Following is the “critique” about “The Color of Light” my heart felt I needed to share with others on Facebook.

As I told you, I selected a good moment to open the book and browse through it several times during a couple of days. It is still lying on a shelf underneath a glass top table in my living room, where it is both decorative and makes me pull it out to enjoy again and again.

Session A:

“The Color of Light”

In Icelandic the word “critique” means “constructive review”. However it is no less misused than probably the English word where a critique says often more about the person who writes it than he who is being written about. This I have taught my students for decades. Here I will try to keep to the “real” Icelandic meaning.This is my first of two critiques I wanted to write about Arthur’s Meyerson book The Color of Light.

Looking at the book on the table in my living room, it is beautiful. The image on the cover and the whole design of the cover makes it a great book to have lying around in one’s home.

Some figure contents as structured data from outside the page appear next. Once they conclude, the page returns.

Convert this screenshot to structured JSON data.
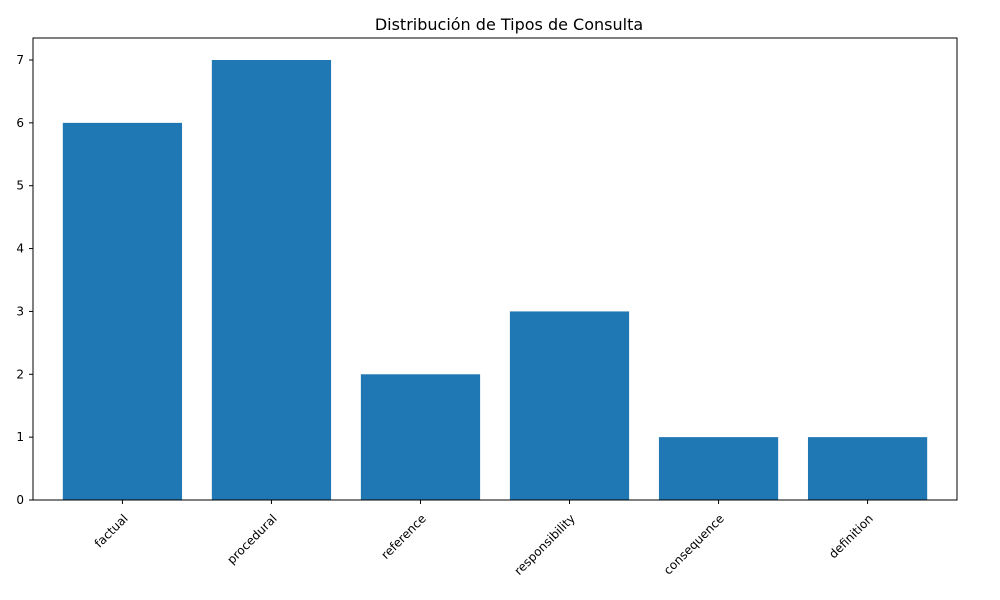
{
  "chart_data": {
    "type": "bar",
    "title": "Distribución de Tipos de Consulta",
    "xlabel": "",
    "ylabel": "",
    "categories": [
      "factual",
      "procedural",
      "reference",
      "responsibility",
      "consequence",
      "definition"
    ],
    "values": [
      6,
      7,
      2,
      3,
      1,
      1
    ],
    "yticks": [
      0,
      1,
      2,
      3,
      4,
      5,
      6,
      7
    ],
    "ylim": [
      0,
      7.35
    ],
    "grid": false,
    "legend": "none",
    "bar_color": "#1f77b4",
    "xtick_rotation": 45
  }
}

The next step is handling the book and browsing it. The first thing I notice is the quality of the paper and the binding of the book. It feels great. The second feeling I get when browsing it is the pure elegant layout and design of the book. How the images are organized not in time but in a beautiful flow. Sometimes one image on a spread, sometimes two images that match perfectly.

The layout and the design of the text are elegant. The image text is small, perfectly situated at the bottom of each pages to minimize it disturbing the view of the image. Just the name of the image, the location and the year.

The first pages with only images before any text gives immediately the feeling of a refined, exquisite layout. I congratulate Lowell Williams for his brilliant design work.

My second critique session will be about Arthur’s work. It will be hard to keep it short enough to relay my feelings about his work. But now I have committed myself to write the second part, I need time.

Session B:

A few days back I wrote here on Facebook my earlier “critique” about Arthur Meyerson’s book, The Color of Light.

Now it is time for the latter “critique” and that is the deeper end of the pool. About Arthur’s photography; for such critique to have meaning, it needs to be a bit like Arthur’s images. No bullshit… just pure, simple and honest.

Arthur looks and he sees. He is always looking and seeing. He sees moments of light reflecting from subjects. He looks above, below, to the sides. He sees light and color, frames it and captures it.

Sitting at a restaurant on 17th floor in Reykjavik, Iceland with the evening sun shining, having dinner and chatting with friends, Arthur stands up and walks away to take an image. He saw the color of light shining through a colored panel. Great framing of colors and light.

Arthur sees and he knows that it is the answer to great photography. To see or not to see – that is the answer. Arthur has answered it with his book The Color of Light in such a way that he has put his mark even deeper on photographic history.